次期社長と甘キュン!?お試し結婚
「そのことで、直人に改めて話があって」

 おかげで、私は意を決して口を開いた。心臓の音が煩くて、口の中が乾いていく。直人は少しだけ眉を寄せてこちらを見た。

「まさかあの記事のことを信じてるのか?」

 私は静かに首を横に振る。

「違うの。そうじゃなくて……朋子がね、あの、ずっと付き合っていた俳優の彼と別れたんだって」

「だから?」

 こちらが必死に振り絞って告げた言葉に対し、直人はなんでもないかのように返してきた。もしかしたら、朋子から聞いていたんだろうか。

 多少の動揺か反応を示してくれると思ったので、私は続きを促され困ってしまった。自分から話題を振っておいて、これ以上なんて言えばいいのか。言わなければいけないのか。

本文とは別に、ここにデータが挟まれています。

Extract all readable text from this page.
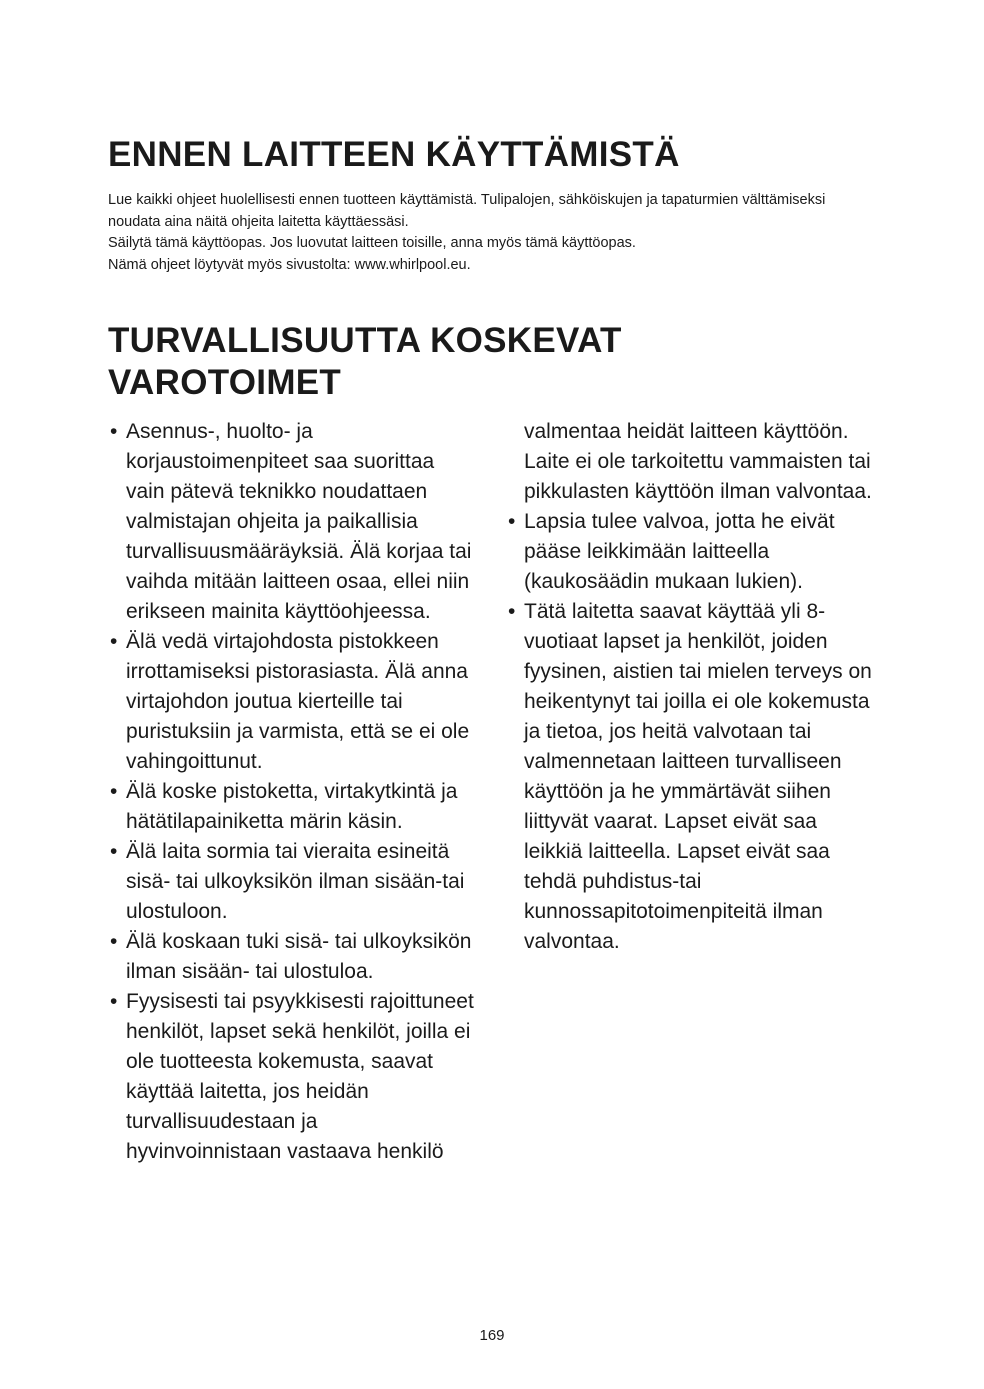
ENNEN LAITTEEN KÄYTTÄMISTÄ

Lue kaikki ohjeet huolellisesti ennen tuotteen käyttämistä. Tulipalojen, sähköiskujen ja tapaturmien välttämiseksi noudata aina näitä ohjeita laitetta käyttäessäsi.

Säilytä tämä käyttöopas. Jos luovutat laitteen toisille, anna myös tämä käyttöopas.

Nämä ohjeet löytyvät myös sivustolta: www.whirlpool.eu.

TURVALLISUUTTA KOSKEVAT VAROTOIMET
• Asennus-, huolto- ja korjaustoimenpiteet saa suorittaa vain pätevä teknikko noudattaen valmistajan ohjeita ja paikallisia turvallisuusmääräyksiä. Älä korjaa tai vaihda mitään laitteen osaa, ellei niin erikseen mainita käyttöohjeessa.
• Älä vedä virtajohdosta pistokkeen irrottamiseksi pistorasiasta. Älä anna virtajohdon joutua kierteille tai puristuksiin ja varmista, että se ei ole vahingoittunut.
• Älä koske pistoketta, virtakytkintä ja hätätilapainiketta märin käsin.
• Älä laita sormia tai vieraita esineitä sisä- tai ulkoyksikön ilman sisään-tai ulostuloon.
• Älä koskaan tuki sisä- tai ulkoyksikön ilman sisään- tai ulostuloa.
• Fyysisesti tai psyykkisesti rajoittuneet henkilöt, lapset sekä henkilöt, joilla ei ole tuotteesta kokemusta, saavat käyttää laitetta, jos heidän turvallisuudestaan ja hyvinvoinnistaan vastaava henkilö

valmentaa heidät laitteen käyttöön. Laite ei ole tarkoitettu vammaisten tai pikkulasten käyttöön ilman valvontaa.

• Lapsia tulee valvoa, jotta he eivät pääse leikkimään laitteella (kaukosäädin mukaan lukien).
• Tätä laitetta saavat käyttää yli 8-vuotiaat lapset ja henkilöt, joiden fyysinen, aistien tai mielen terveys on heikentynyt tai joilla ei ole kokemusta ja tietoa, jos heitä valvotaan tai valmennetaan laitteen turvalliseen käyttöön ja he ymmärtävät siihen liittyvät vaarat. Lapset eivät saa leikkiä laitteella. Lapset eivät saa tehdä puhdistus-tai kunnossapitotoimenpiteitä ilman valvontaa.
169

「……だから、もしも直人が望むなら、その、改めて結婚の話を、考え直しても、いいよ?」

 直人の顔が見られず、俯きがちに答えて、心臓が一気に加速する。曖昧に紡いだ言葉だが、聡い彼になら十分、意味は伝わったはずだ。

 実際に朋子に会って、直人の気持ちはどうだったんだろう。少なくとも悪い印象は抱いていないはずだ。直人は優しいから、もし朋子のことが気になっていても、私に義理立てするかもしれない。そんなのは嫌だ。

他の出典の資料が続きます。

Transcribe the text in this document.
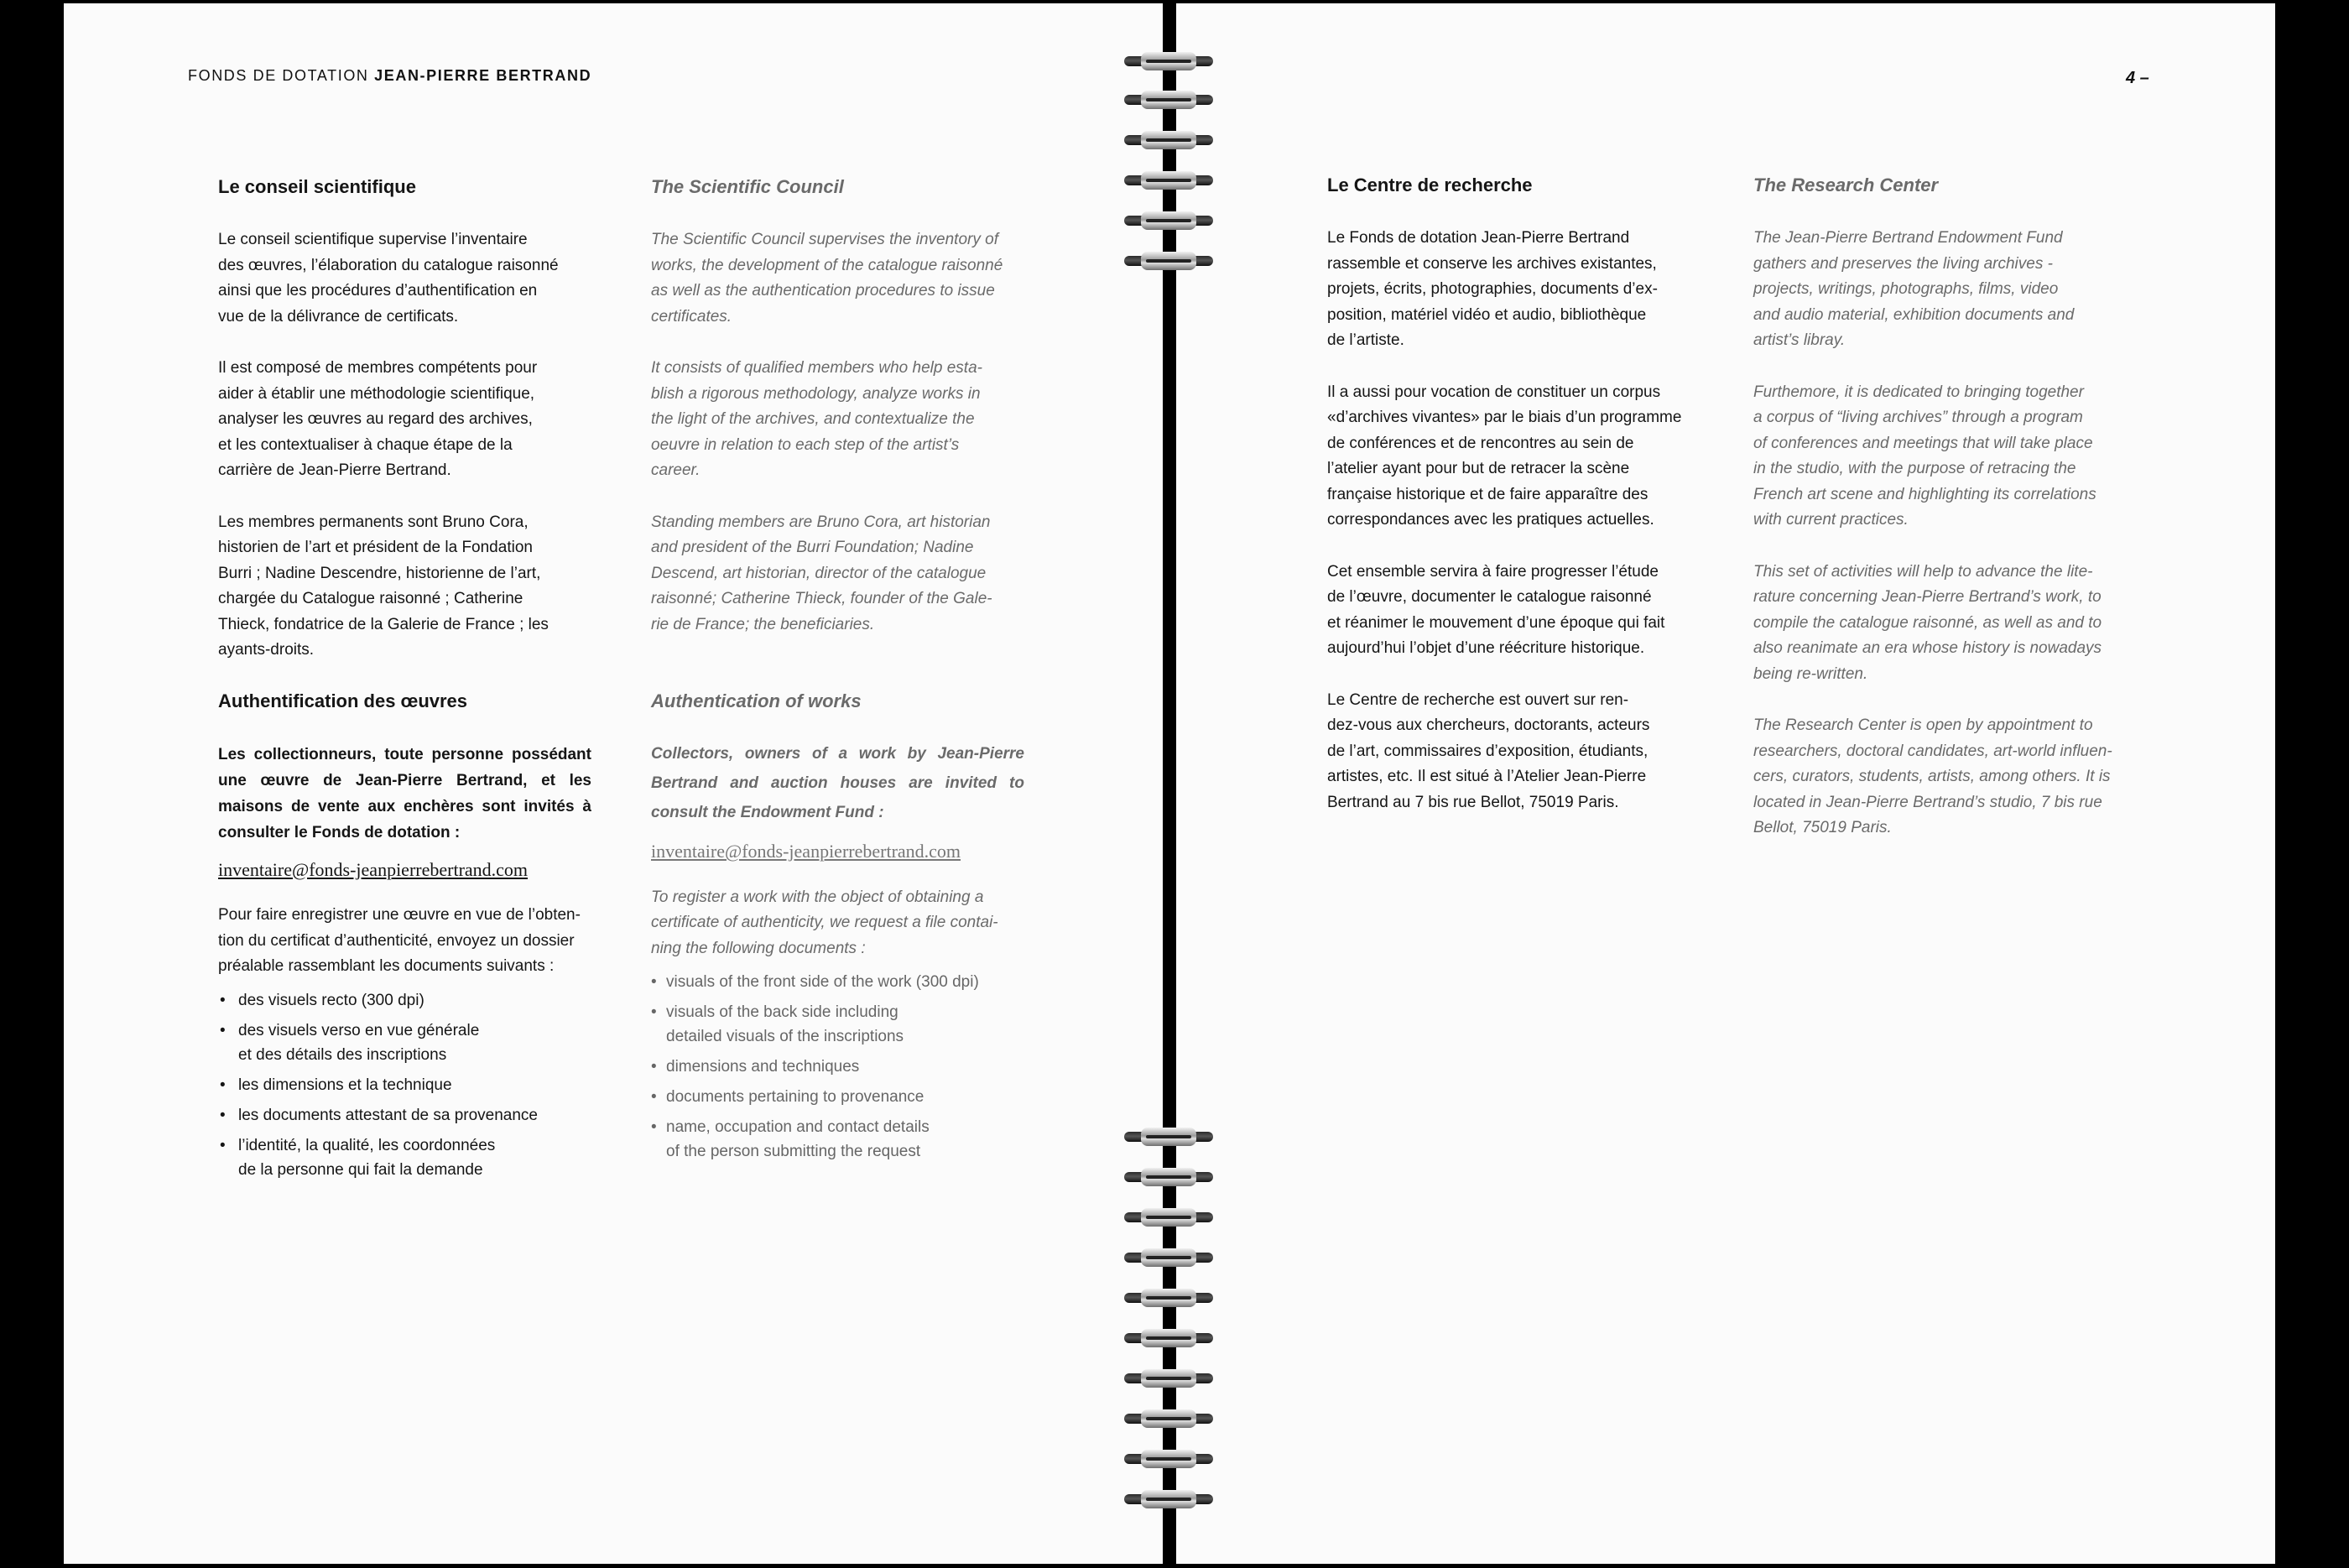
FONDS DE DOTATION JEAN-PIERRE BERTRAND	4 –
Le conseil scientifique

Le conseil scientifique supervise l’inventaire
des œuvres, l’élaboration du catalogue raisonné
ainsi que les procédures d’authentification en
vue de la délivrance de certificats.

Il est composé de membres compétents pour
aider à établir une méthodologie scientifique,
analyser les œuvres au regard des archives,
et les contextualiser à chaque étape de la
carrière de Jean-Pierre Bertrand.

Les membres permanents sont Bruno Cora,
historien de l’art et président de la Fondation
Burri ; Nadine Descendre, historienne de l’art,
chargée du Catalogue raisonné ; Catherine
Thieck, fondatrice de la Galerie de France ; les
ayants-droits.

Authentification des œuvres

Les collectionneurs, toute personne possédant une œuvre de Jean-Pierre Bertrand, et les maisons de vente aux enchères sont invités à consulter le Fonds de dotation :

inventaire@fonds-jeanpierrebertrand.com

Pour faire enregistrer une œuvre en vue de l’obten-
tion du certificat d’authenticité, envoyez un dossier
préalable rassemblant les documents suivants :

• des visuels recto (300 dpi)
• des visuels verso en vue générale
et des détails des inscriptions
• les dimensions et la technique
• les documents attestant de sa provenance
• l’identité, la qualité, les coordonnées
de la personne qui fait la demande
The Scientific Council

The Scientific Council supervises the inventory of
works, the development of the catalogue raisonné
as well as the authentication procedures to issue
certificates.

It consists of qualified members who help esta-
blish a rigorous methodology, analyze works in
the light of the archives, and contextualize the
oeuvre in relation to each step of the artist’s
career.

Standing members are Bruno Cora, art historian
and president of the Burri Foundation; Nadine
Descend, art historian, director of the catalogue
raisonné; Catherine Thieck, founder of the Gale-
rie de France; the beneficiaries.

Authentication of works

Collectors, owners of a work by Jean-Pierre Bertrand and auction houses are invited to consult the Endowment Fund :

inventaire@fonds-jeanpierrebertrand.com

To register a work with the object of obtaining a
certificate of authenticity, we request a file contai-
ning the following documents :

• visuals of the front side of the work (300 dpi)
• visuals of the back side including
detailed visuals of the inscriptions
• dimensions and techniques
• documents pertaining to provenance
• name, occupation and contact details
of the person submitting the request
Le Centre de recherche

Le Fonds de dotation Jean-Pierre Bertrand
rassemble et conserve les archives existantes,
projets, écrits, photographies, documents d’ex-
position, matériel vidéo et audio, bibliothèque
de l’artiste.

Il a aussi pour vocation de constituer un corpus
«d’archives vivantes» par le biais d’un programme
de conférences et de rencontres au sein de
l’atelier ayant pour but de retracer la scène
française historique et de faire apparaître des
correspondances avec les pratiques actuelles.

Cet ensemble servira à faire progresser l’étude
de l’œuvre, documenter le catalogue raisonné
et réanimer le mouvement d’une époque qui fait
aujourd’hui l’objet d’une réécriture historique.

Le Centre de recherche est ouvert sur ren-
dez-vous aux chercheurs, doctorants, acteurs
de l’art, commissaires d’exposition, étudiants,
artistes, etc. Il est situé à l’Atelier Jean-Pierre
Bertrand au 7 bis rue Bellot, 75019 Paris.

The Research Center

The Jean-Pierre Bertrand Endowment Fund
gathers and preserves the living archives -
projects, writings, photographs, films, video
and audio material, exhibition documents and
artist’s libray.

Furthemore, it is dedicated to bringing together
a corpus of “living archives” through a program
of conferences and meetings that will take place
in the studio, with the purpose of retracing the
French art scene and highlighting its correlations
with current practices.

This set of activities will help to advance the lite-
rature concerning Jean-Pierre Bertrand’s work, to
compile the catalogue raisonné, as well as and to
also reanimate an era whose history is nowadays
being re-written.

The Research Center is open by appointment to
researchers, doctoral candidates, art-world influen-
cers, curators, students, artists, among others. It is
located in Jean-Pierre Bertrand’s studio, 7 bis rue
Bellot, 75019 Paris.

 だから、私が言わないと。心臓が壊れそうに痛くて、ふらふらと足元も覚束ない。直人の靴を睨むようにしてじっとなにかに耐えた。

「晶子は、それでいいのか?」

 その言い方で、直人の気持ちが見えた気がして、じんわりと目の奥が熱くなる。もしかして、私からの言葉を直人は待っていたのかもしれない。だから、私の答えは決まっていた。